RUU PDP Molor, DPR dan Kominfo Beda Pandangan soal Lembaga Independen

ANTARA FOTO/Fauzan/foc.
Menteri Komunikasi dan Informatika (Menkominfo) Johnny G Plate berjalan sebelum mengikuti rapat kerja dengan Komisi I DPR di Kompleks Parlemen, Jakarta, Senin (1/2/2021).
Editor: Yuliawati
3/7/2021, 09.45 WIB

Pembahasan Rancangan Undang-Undang Perlindungan Data Pribadi (RUU PDP) menemui jalan buntu atau deadlock. Komisi I Dewan Perwakilan Rakyat (DPR) RI dan Kementerian Komunikasi dan Informatika (Kominfo) belum menemui kata sepakat soal lembaga independen.
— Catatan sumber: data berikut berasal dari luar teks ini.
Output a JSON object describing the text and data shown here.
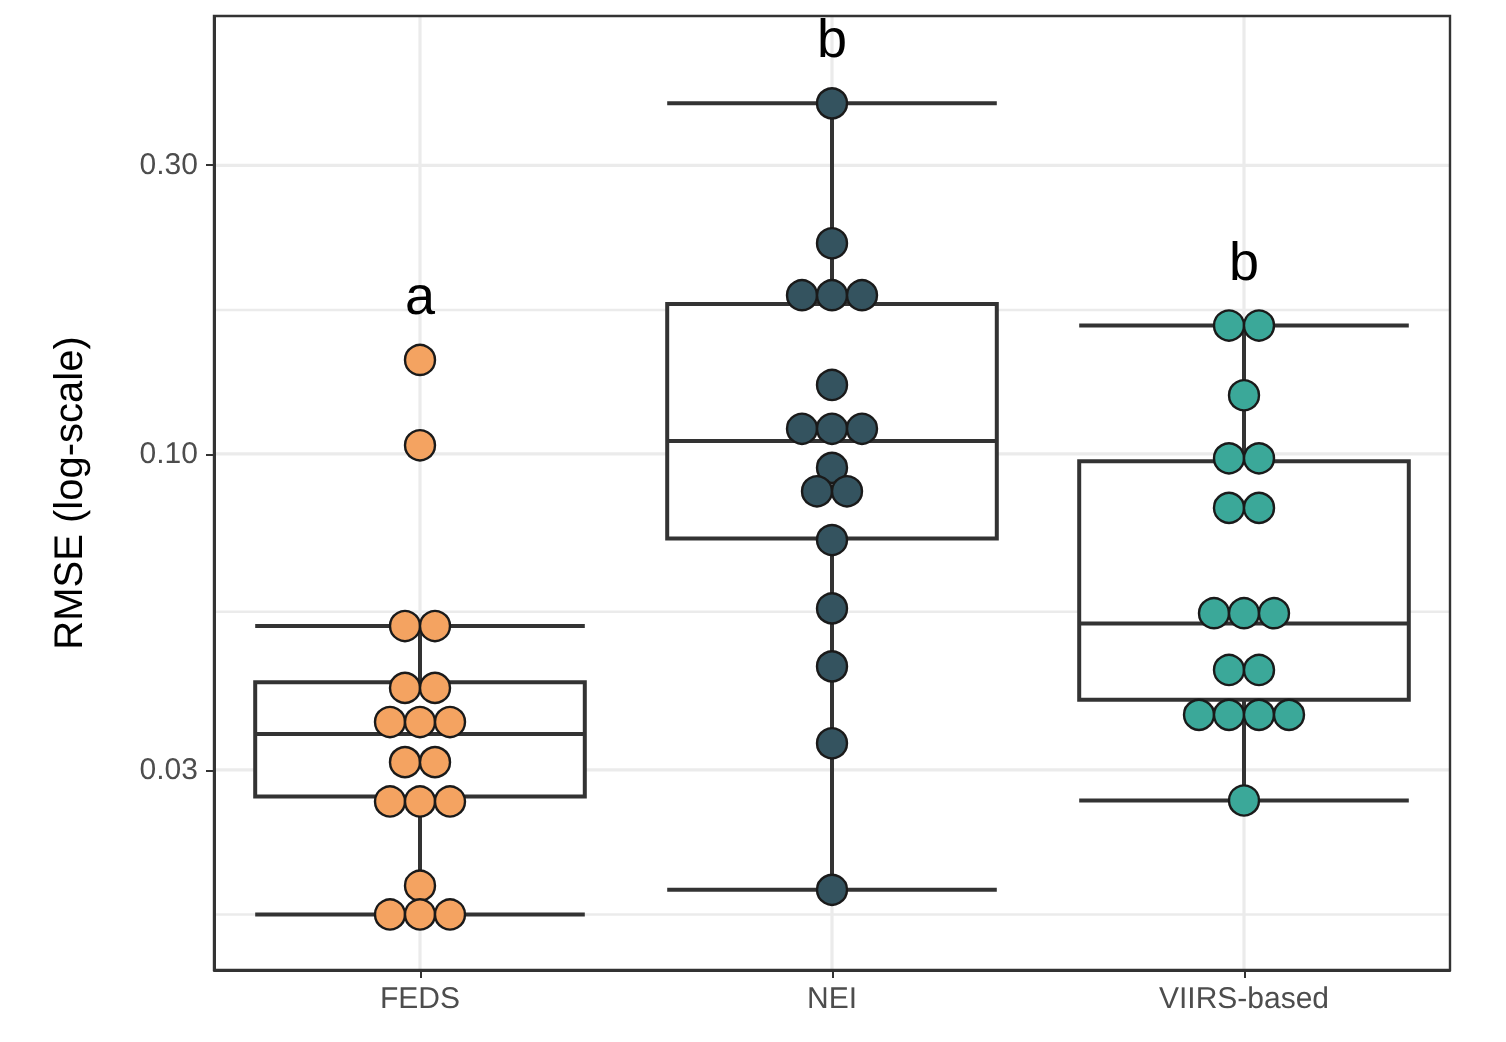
{
  "chart_data": {
    "type": "box",
    "ylabel": "RMSE (log-scale)",
    "categories": [
      "FEDS",
      "NEI",
      "VIIRS-based"
    ],
    "boxes": [
      {
        "low": 0.0173,
        "q1": 0.0271,
        "median": 0.0344,
        "q3": 0.0419,
        "high": 0.0519
      },
      {
        "low": 0.019,
        "q1": 0.0724,
        "median": 0.105,
        "q3": 0.177,
        "high": 0.38
      },
      {
        "low": 0.0267,
        "q1": 0.0392,
        "median": 0.0524,
        "q3": 0.0972,
        "high": 0.163
      }
    ],
    "series": [
      {
        "type": "scatter",
        "color": "#f4a361",
        "x": [
          "FEDS",
          "FEDS",
          "FEDS",
          "FEDS",
          "FEDS",
          "FEDS",
          "FEDS",
          "FEDS",
          "FEDS",
          "FEDS",
          "FEDS",
          "FEDS",
          "FEDS",
          "FEDS",
          "FEDS",
          "FEDS",
          "FEDS",
          "FEDS"
        ],
        "values": [
          0.143,
          0.1033,
          0.0519,
          0.0519,
          0.041,
          0.041,
          0.036,
          0.036,
          0.036,
          0.0309,
          0.0309,
          0.0266,
          0.0266,
          0.0266,
          0.0193,
          0.0173,
          0.0173,
          0.0173
        ]
      },
      {
        "type": "scatter",
        "color": "#34535f",
        "x": [
          "NEI",
          "NEI",
          "NEI",
          "NEI",
          "NEI",
          "NEI",
          "NEI",
          "NEI",
          "NEI",
          "NEI",
          "NEI",
          "NEI",
          "NEI",
          "NEI",
          "NEI",
          "NEI",
          "NEI"
        ],
        "values": [
          0.38,
          0.223,
          0.183,
          0.183,
          0.183,
          0.13,
          0.11,
          0.11,
          0.11,
          0.0948,
          0.0867,
          0.0867,
          0.072,
          0.0555,
          0.0445,
          0.0332,
          0.019
        ]
      },
      {
        "type": "scatter",
        "color": "#3ba899",
        "x": [
          "VIIRS-based",
          "VIIRS-based",
          "VIIRS-based",
          "VIIRS-based",
          "VIIRS-based",
          "VIIRS-based",
          "VIIRS-based",
          "VIIRS-based",
          "VIIRS-based",
          "VIIRS-based",
          "VIIRS-based",
          "VIIRS-based",
          "VIIRS-based",
          "VIIRS-based",
          "VIIRS-based",
          "VIIRS-based",
          "VIIRS-based"
        ],
        "values": [
          0.163,
          0.163,
          0.125,
          0.0983,
          0.0983,
          0.0814,
          0.0814,
          0.0545,
          0.0545,
          0.0545,
          0.0439,
          0.0439,
          0.037,
          0.037,
          0.037,
          0.037,
          0.0267
        ]
      }
    ],
    "annotations": [
      "a",
      "b",
      "b"
    ],
    "ylim": [
      0.014,
      0.53
    ],
    "yticks": [
      {
        "value": 0.0173,
        "label": null
      },
      {
        "value": 0.03,
        "label": "0.03"
      },
      {
        "value": 0.0548,
        "label": null
      },
      {
        "value": 0.1,
        "label": "0.10"
      },
      {
        "value": 0.173,
        "label": null
      },
      {
        "value": 0.3,
        "label": "0.30"
      }
    ],
    "log": "y",
    "grid": true,
    "marker": "circle"
  }
}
Anggota Komisi I DPR RI dari Partai Kesejahteraan Rakyat (PKS) Sukamta mengatakan bahwa rapat konsinyasi antara Komisi I DPR dengan Kementrian Kominfo pada Kamis lalu berakhir deadlock. Komisi I DPR RI masih menunggu komitmen dari pemerintah untuk melanjutkan pembahasan RUU PDP atau tidak. "Tunggu itikad baik dari Kominfo, mau lanjut atau tidak," kata Sukamta kepada Katadata.co.id, Jumat (2/7).

Pada Maret 2021, pemerintah dan DPR menargetkan RUU PDP rampung Mei setelah lebaran. Target itu pun sebenarnya mundur beberapa kali, dari rencana awal 2019. Kemudian, bergeser menjadi November 2020 dan Desember 2020.

Sukamta menjelaskan, pembahasan RUU PDP deadlock dikarenakan perbedaan pendapat antara Komisi I DPR dan Kementrian Kominfo. DPR ingin agar RUU PDP memuat pembentukan lembaga independen yang mengawasi pelanggaran data pribadi di bawah naungan presiden. Sedangkan, kementerian bersikeras menempatkan lembaga otoritas itu ada di bawah kementerian.

DPR menilai lembaga independen diperlukan dan sangat strategis fungsinya. "Ini untuk memastikan upaya perlindungan data pribadi bisa berjalan sesuai standar," katanya.

Sukamta menilai struktur lembaga independen harus ada di bawah presiden untuk memastikan kewengannya kuat dan mampu berjalan secara independen. "Kalau berada di bawah Kominfo, saya meragukan nantinya bisa berjalan secara optimal," ujarnya.

Ia juga mengatakan, lembaga independen nantinya direncanakan setara dengan General Data Protection Regulation (GDPR) di Eropa. Sebab, apabila setara GDPR, maka data Warga Negara Indonesia (WNI) di Eropa akan diberikan perlindungan yang juga setara.

Apalagi menurutnya, saat ini banyak negara melakukan revisi aturan perlindungan data pribadinya menyesuaikan GDPR.

Di sisi lain, Direktur Jenderal Aplikasi Informatika Kementerian Kominfo yang juga sebagai Ketua Tim Panja RUU PDP Pemerintah Semuel A. Pangerapan mengatakan bahwa penyelenggaraan perlindungan data pribadi merupakan urusan pemerintahan, sehingga lembaga pengawas ada di Kementerian Kominfo.

"Pelaksanaannya dilakukan oleh kementerian, yang bertanggung jawab kepada presiden dalam sistem pemerintahan presidensial," katanya. Semuel menyebut beberapa negara juga menempatkan lembaga pengawas di bawah pemerintah.



Pembahasan RUU PDP semakin penting seiring peristiwa kebocoran data pribadi. Terbaru, sebanyak 279 juta data penduduk Indonesia bocor dan diperjualbelikan di situs dark web Raid Forums.

Kementerian Kominfo mencatat bahwa jutaan data diduga kuat identik dengan yang ada di BPJS Kesehatan. Ini mengacu pada nomor kartu, kode kantor, data keluarga/tanggungan, serta status pembayaran.

Selain kasus kebocoran data BPJS, sebanyak 91 juta data pengguna dan tujuh juta data merchant Tokopedia juga diretas dan dijual di situs peretas pada tahun lalu. Lainnya, sebanyak 2,3 juta data pemilih Pemilu 2014 milik KPU dan 230 ribu data pasien Covid-19.